Steve Serby

Steve Serby

NFL

Geno Smith can learn from Eli’s rookie woes

The rookie quarterback was clueless, overwhelmed, discouraged when it ended. He finished with a QB rating of zero. Baltimore can be an unforgiving place for a rookie quarterback.

Any rookie quarterback.

As Geno Smith, beaten and bloodied by the Ravens but nevertheless, unbowed, tries to get back up Sunday against the Dolphins in a must-win game where the Rex Ryan and the Jets desperately need him to grow up, he can look to Eli Manning as an example of how you survive and eventually overcome the growing pains.

It was Manning who suffered the most humbling, humiliating experience of his career four games after replacing Kurt Warner 10 long Decembers ago against the Mike Nolan Ravens.

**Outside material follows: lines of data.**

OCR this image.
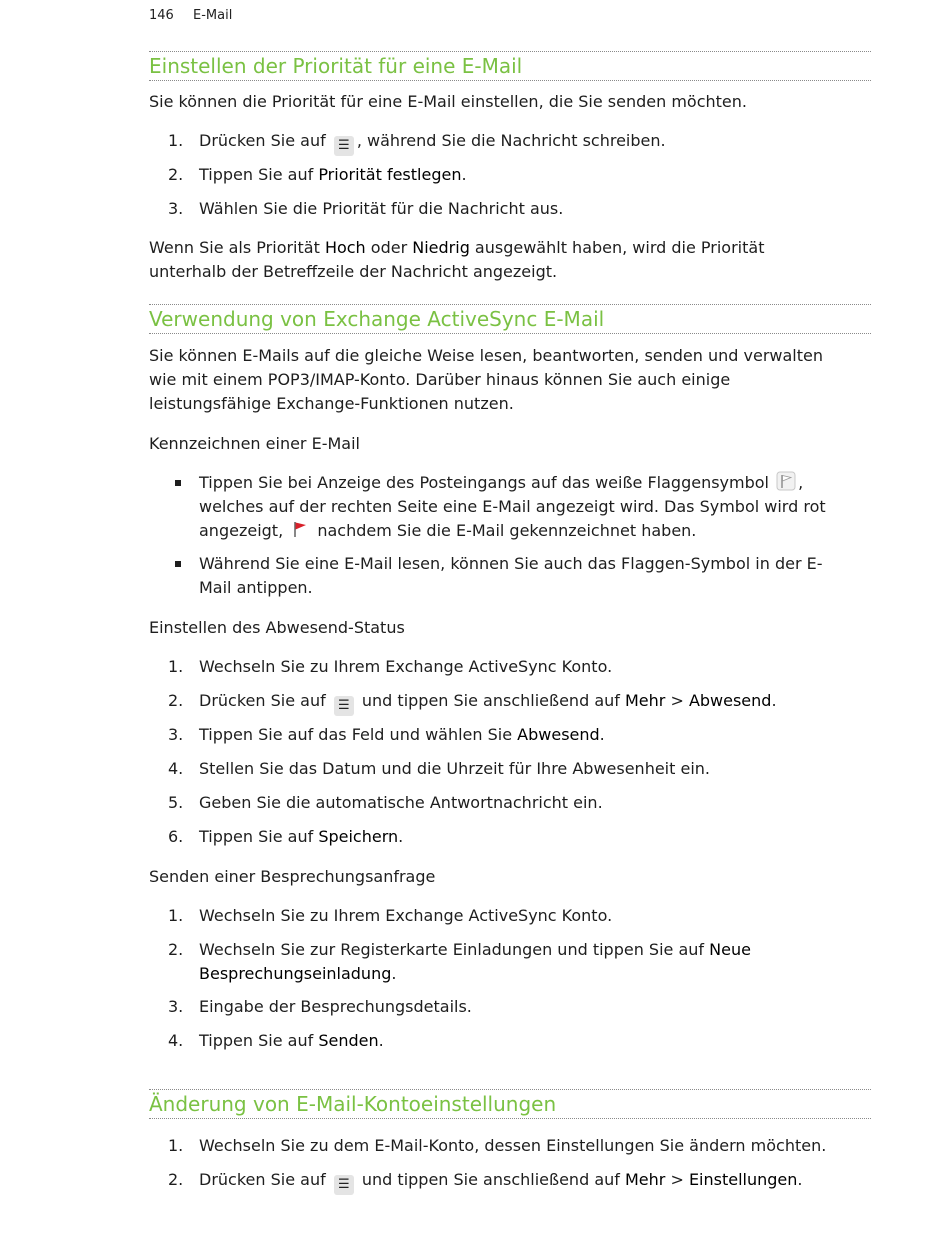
146 E-Mail
Einstellen der Priorität für eine E-Mail

Sie können die Priorität für eine E-Mail einstellen, die Sie senden möchten.

1. Drücken Sie auf ☰ , während Sie die Nachricht schreiben.
2. Tippen Sie auf Priorität festlegen.
3. Wählen Sie die Priorität für die Nachricht aus.

Wenn Sie als Priorität Hoch oder Niedrig ausgewählt haben, wird die Priorität

unterhalb der Betreffzeile der Nachricht angezeigt.

Verwendung von Exchange ActiveSync E-Mail

Sie können E-Mails auf die gleiche Weise lesen, beantworten, senden und verwalten

wie mit einem POP3/IMAP-Konto. Darüber hinaus können Sie auch einige

leistungsfähige Exchange-Funktionen nutzen.

Kennzeichnen einer E-Mail

Tippen Sie bei Anzeige des Posteingangs auf das weiße Flaggensymbol ,
welches auf der rechten Seite eine E-Mail angezeigt wird. Das Symbol wird rot
angezeigt,  nachdem Sie die E-Mail gekennzeichnet haben.
Während Sie eine E-Mail lesen, können Sie auch das Flaggen-Symbol in der E-
Mail antippen.

Einstellen des Abwesend-Status

1. Wechseln Sie zu Ihrem Exchange ActiveSync Konto.
2. Drücken Sie auf ☰ und tippen Sie anschließend auf Mehr > Abwesend.
3. Tippen Sie auf das Feld und wählen Sie Abwesend.
4. Stellen Sie das Datum und die Uhrzeit für Ihre Abwesenheit ein.
5. Geben Sie die automatische Antwortnachricht ein.
6. Tippen Sie auf Speichern.

Senden einer Besprechungsanfrage

1. Wechseln Sie zu Ihrem Exchange ActiveSync Konto.
2. Wechseln Sie zur Registerkarte Einladungen und tippen Sie auf Neue
Besprechungseinladung.
3. Eingabe der Besprechungsdetails.
4. Tippen Sie auf Senden.
Änderung von E-Mail-Kontoeinstellungen
1. Wechseln Sie zu dem E-Mail-Konto, dessen Einstellungen Sie ändern möchten.
2. Drücken Sie auf ☰ und tippen Sie anschließend auf Mehr > Einstellungen.
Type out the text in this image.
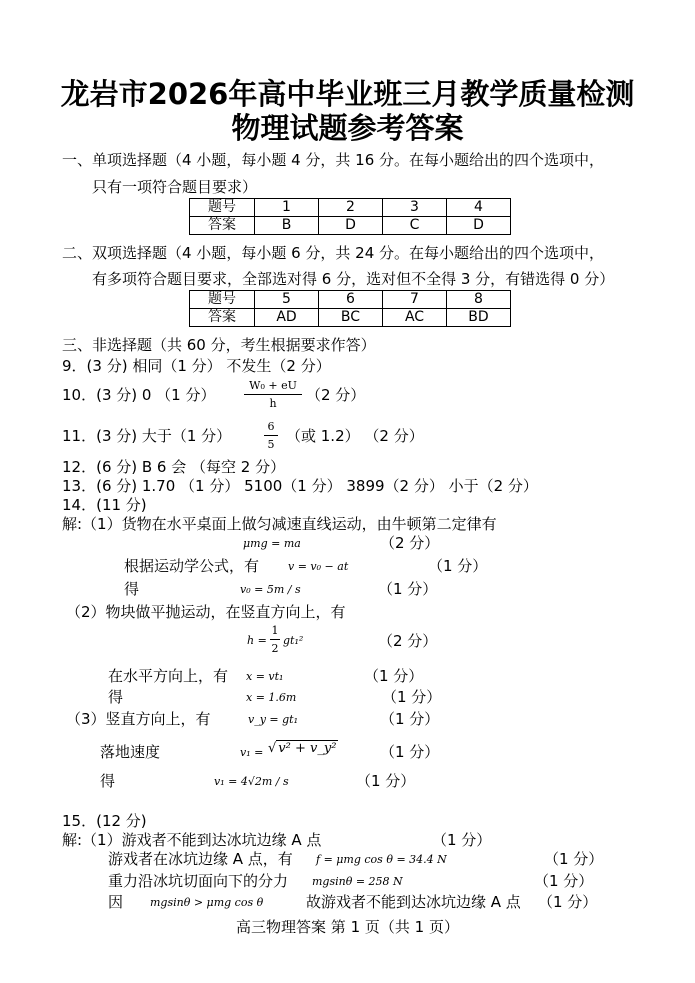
龙岩市2026年高中毕业班三月教学质量检测
物理试题参考答案
一、单项选择题（4 小题，每小题 4 分，共 16 分。在每小题给出的四个选项中，
只有一项符合题目要求）
题号	1	2	3	4
答案	B	D	C	D
二、双项选择题（4 小题，每小题 6 分，共 24 分。在每小题给出的四个选项中，
有多项符合题目要求，全部选对得 6 分，选对但不全得 3 分，有错选得 0 分）
题号	5	6	7	8
答案	AD	BC	AC	BD
三、非选择题（共 60 分，考生根据要求作答）
9．(3 分) 相同（1 分） 不发生（2 分）
10．(3 分) 0 （1 分）
W₀ + eU
h	（2 分）
11．(3 分) 大于（1 分）
6
5 （或 1.2） （2 分）
12．(6 分) B 6 会 （每空 2 分）
13．(6 分) 1.70 （1 分） 5100（1 分） 3899（2 分） 小于（2 分）
14．(11 分)
解:（1）货物在水平桌面上做匀减速直线运动，由牛顿第二定律有
μmg = ma	（2 分）
根据运动学公式，有	v = v₀ − at	（1 分）
得	v₀ = 5m / s	（1 分）
（2）物块做平抛运动，在竖直方向上，有
h =
1
2
gt₁²	（2 分）
在水平方向上，有 x = vt₁	（1 分）
得	x = 1.6m	（1 分）
（3）竖直方向上，有	v_y = gt₁	（1 分）
落地速度	v₁ = √ v² + v_y²	（1 分）
得	v₁ = 4√2m / s	（1 分）
15．(12 分)
解:（1）游戏者不能到达冰坑边缘 A 点	（1 分）
游戏者在冰坑边缘 A 点，有 f = μmg cos θ = 34.4 N	（1 分）
重力沿冰坑切面向下的分力 mgsinθ = 258 N	（1 分）
因 mgsinθ > μmg cos θ	故游戏者不能到达冰坑边缘 A 点 （1 分）
高三物理答案 第 1 页（共 1 页）
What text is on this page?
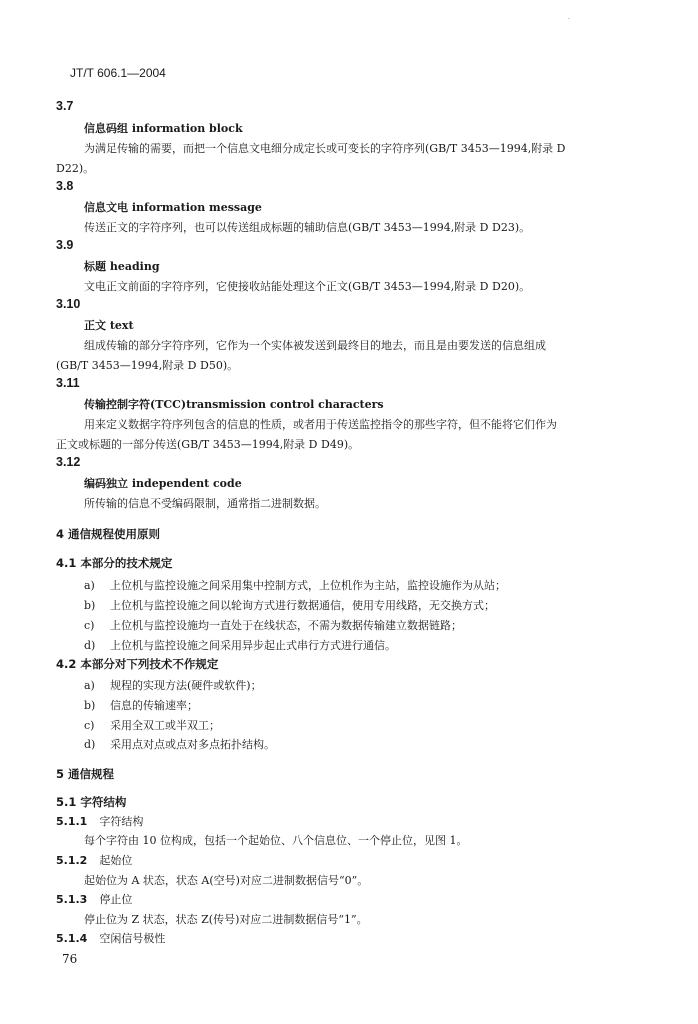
·
JT/T 606.1—2004
3.7
信息码组 information block
为满足传输的需要，而把一个信息文电细分成定长或可变长的字符序列(GB/T 3453—1994,附录 D
D22)。
3.8
信息文电 information message
传送正文的字符序列，也可以传送组成标题的辅助信息(GB/T 3453—1994,附录 D D23)。
3.9
标题 heading
文电正文前面的字符序列，它使接收站能处理这个正文(GB/T 3453—1994,附录 D D20)。
3.10
正文 text
组成传输的部分字符序列，它作为一个实体被发送到最终目的地去，而且是由要发送的信息组成
(GB/T 3453—1994,附录 D D50)。
3.11
传输控制字符(TCC)transmission control characters
用来定义数据字符序列包含的信息的性质，或者用于传送监控指令的那些字符，但不能将它们作为
正文或标题的一部分传送(GB/T 3453—1994,附录 D D49)。
3.12
编码独立 independent code
所传输的信息不受编码限制，通常指二进制数据。
4 通信规程使用原则
4.1 本部分的技术规定
a) 上位机与监控设施之间采用集中控制方式，上位机作为主站，监控设施作为从站；
b) 上位机与监控设施之间以轮询方式进行数据通信，使用专用线路，无交换方式；
c) 上位机与监控设施均一直处于在线状态，不需为数据传输建立数据链路；
d) 上位机与监控设施之间采用异步起止式串行方式进行通信。
4.2 本部分对下列技术不作规定
a) 规程的实现方法(硬件或软件)；
b) 信息的传输速率；
c) 采用全双工或半双工；
d) 采用点对点或点对多点拓扑结构。
5 通信规程
5.1 字符结构
5.1.1 字符结构
每个字符由 10 位构成，包括一个起始位、八个信息位、一个停止位，见图 1。
5.1.2 起始位
起始位为 A 状态，状态 A(空号)对应二进制数据信号“0”。
5.1.3 停止位
停止位为 Z 状态，状态 Z(传号)对应二进制数据信号“1”。
5.1.4 空闲信号极性
76
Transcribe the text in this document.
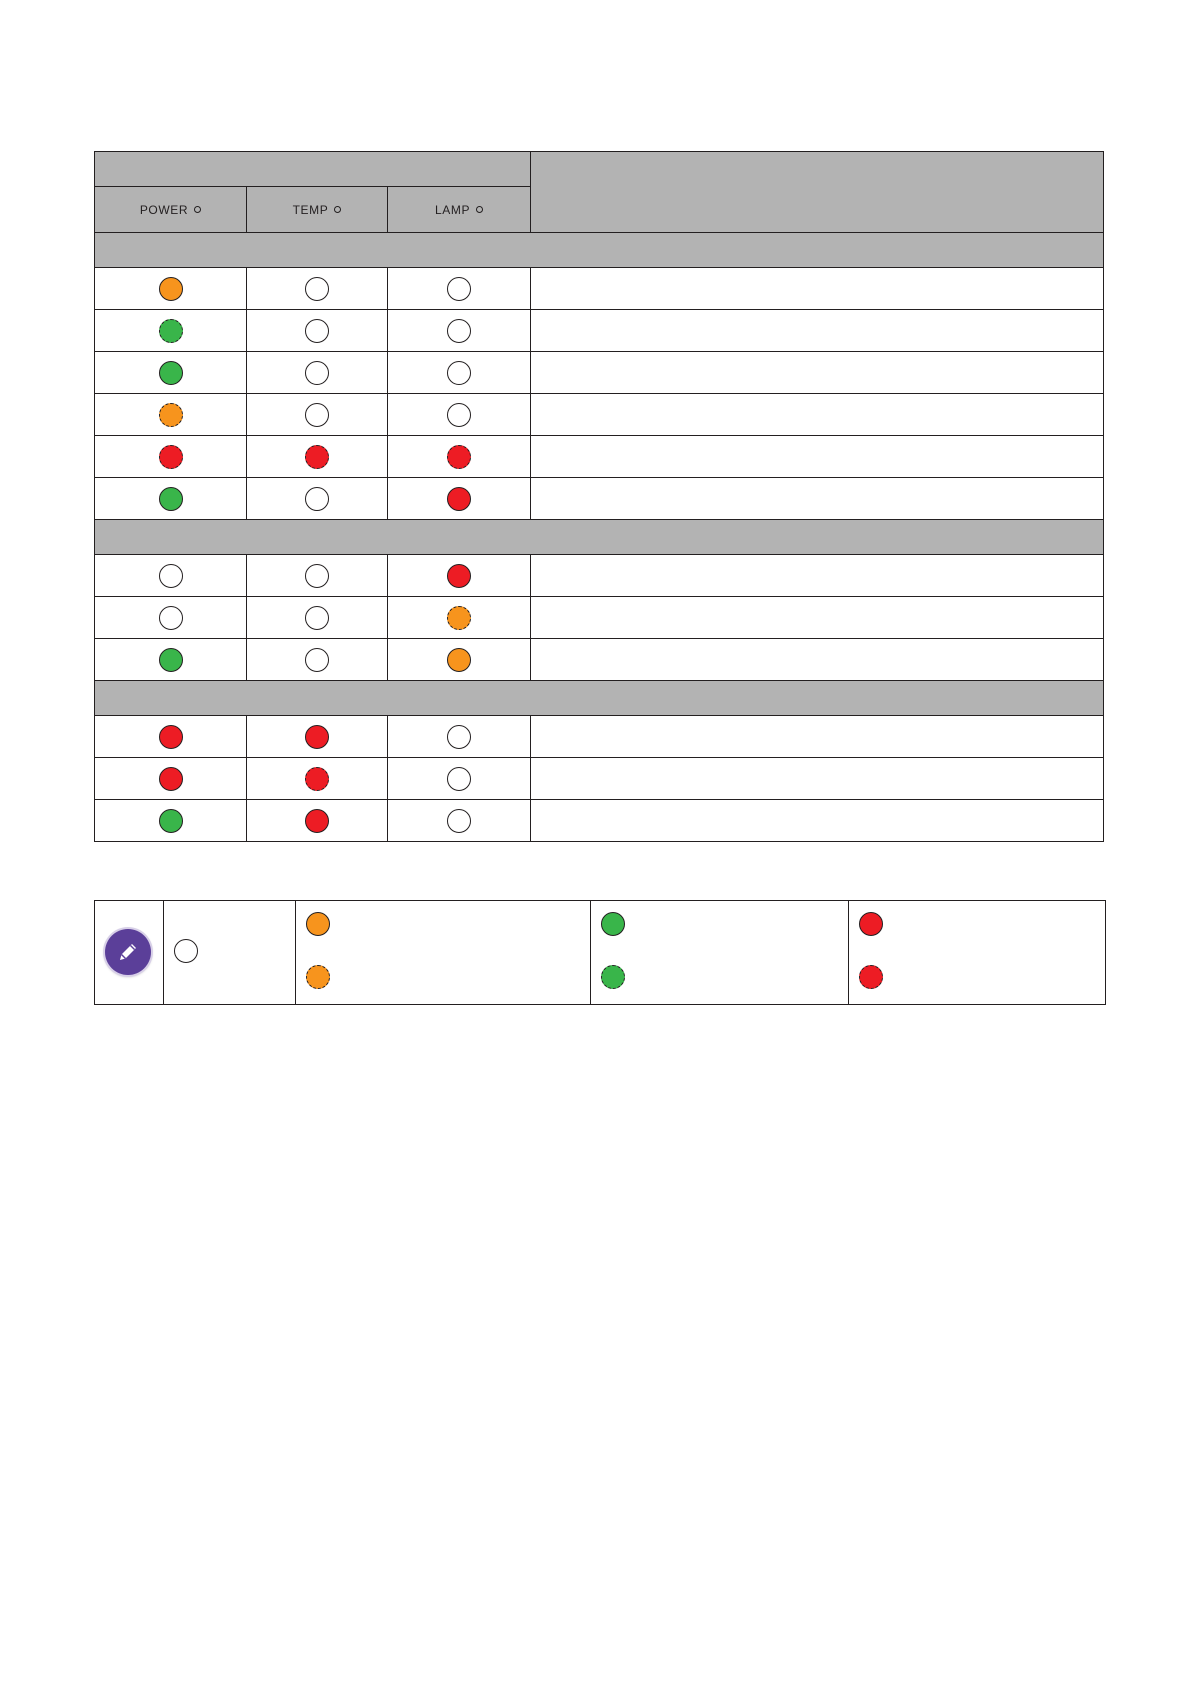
POWER	TEMP	LAMP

It has been long forgotten that Manning looked as lost that day as Smith has over the past month or more, that the kneejerk naysayers were asking how Manning could possibly have been the first pick of the 2004 draft.

Manning was 4-for-18 that day for 27 yards with two interceptions and a fumble in a 37-14 loss before Tom Coughlin mercifully yanked him for Kurt Warner in the fourth quarter. That gave Manning one TD with six INTs in four losses.

“Thank you for bringing up these great memories,” Manning told The Post, and smiled. “It is discouraging, ’cause it’s your first year, and a lot’s happening. … Sometimes you gotta go through some growing pains.

“I sat down with my coordinator [John Hufnagel] and with Tom Coughlin and the quarterback coach [Kevin Gilbride], and I remember giving them a list of plays. I said, ‘These are my five plays that I love. I want these plays called. You can call each one twice. I feel I’m gonna get a completion. I can find a completion.’

“ Some are shots down the field, some are just to get me in a rhythm. I think you gotta get some feedback and start getting comfortable. Some plays the coordinator loves, he’s run ’em forever, and he’s had great success. Some plays you like just ’cause you see it well, you’ve thought it through all, you have your progressions, and you know how to find completions.”

In the postgame locker room, Coughlin told his team Manning would remain the starter even though he had not led a TD drive in more than 12 quarters.

“When you think about playing, you never think it would go like this,” Manning said after that game. “I’ve got to get my teammates to trust me. I haven’t proved anything to them.”

Then Gilbride on Friday: “Obviously, it was about as … low point of our career here together. They, of course, were a special defense and were especially sophisticated and complex, and then when things started going south on us, it just made it almost impossible to recover.”

Manning recovered in large part because of his makeup.

“More than anything, you just keep encouraging him, that, ‘Hey, this is part of the growth process, part of the learning curve,’ ” Gilbride said. “Fortunately, we’ve been blessed, that guy just stays as strong as you can possibly imagine anybody to be in difficult circumstances, he does.”

Smith (9-22, 127 yards, zero TDs, two INTs) finished with a 22.3 rating in Baltimore, which was better than his 10.1 rating the previous week in Buffalo.

Manning wanted no part of sitting and watching after his horrific outing.

“Even if you’re learning the hard way, you are still learning out there,” Manning said at the time.

Ryan feels the same way. Even if he fails to make the playoffs, he’ll have a good chance to stay if he can get Smith straightened out so the future is tomorrow, if it can’t be now.

“Sometimes you’ll want to sit a guy so he can see things maybe from a different perspective,” Ryan told the Miami media. “But, the best way to learn is actually get out there and do it and face it and come through it, and I think that’s probably the best way to learn.”

Manning finished his rookie season with five TDs and three INTs in his past three games. Asked what his advice for any rookie quarterback would be, the two-time Super Bowl MVP of the Giants told The Post: “You just gotta keep working. You gotta be hard on yourself, and you gotta study it, and talk to your coordinators about it to find solutions.”

The expectations for Smith are far lower than they were for Manning. The jury is out on whether Smith can be the Jets’ quarterback of the future.

He better start making his case soon. Like Sunday against the Fish. This is no time any longer for guppy love. It’s sink or swim.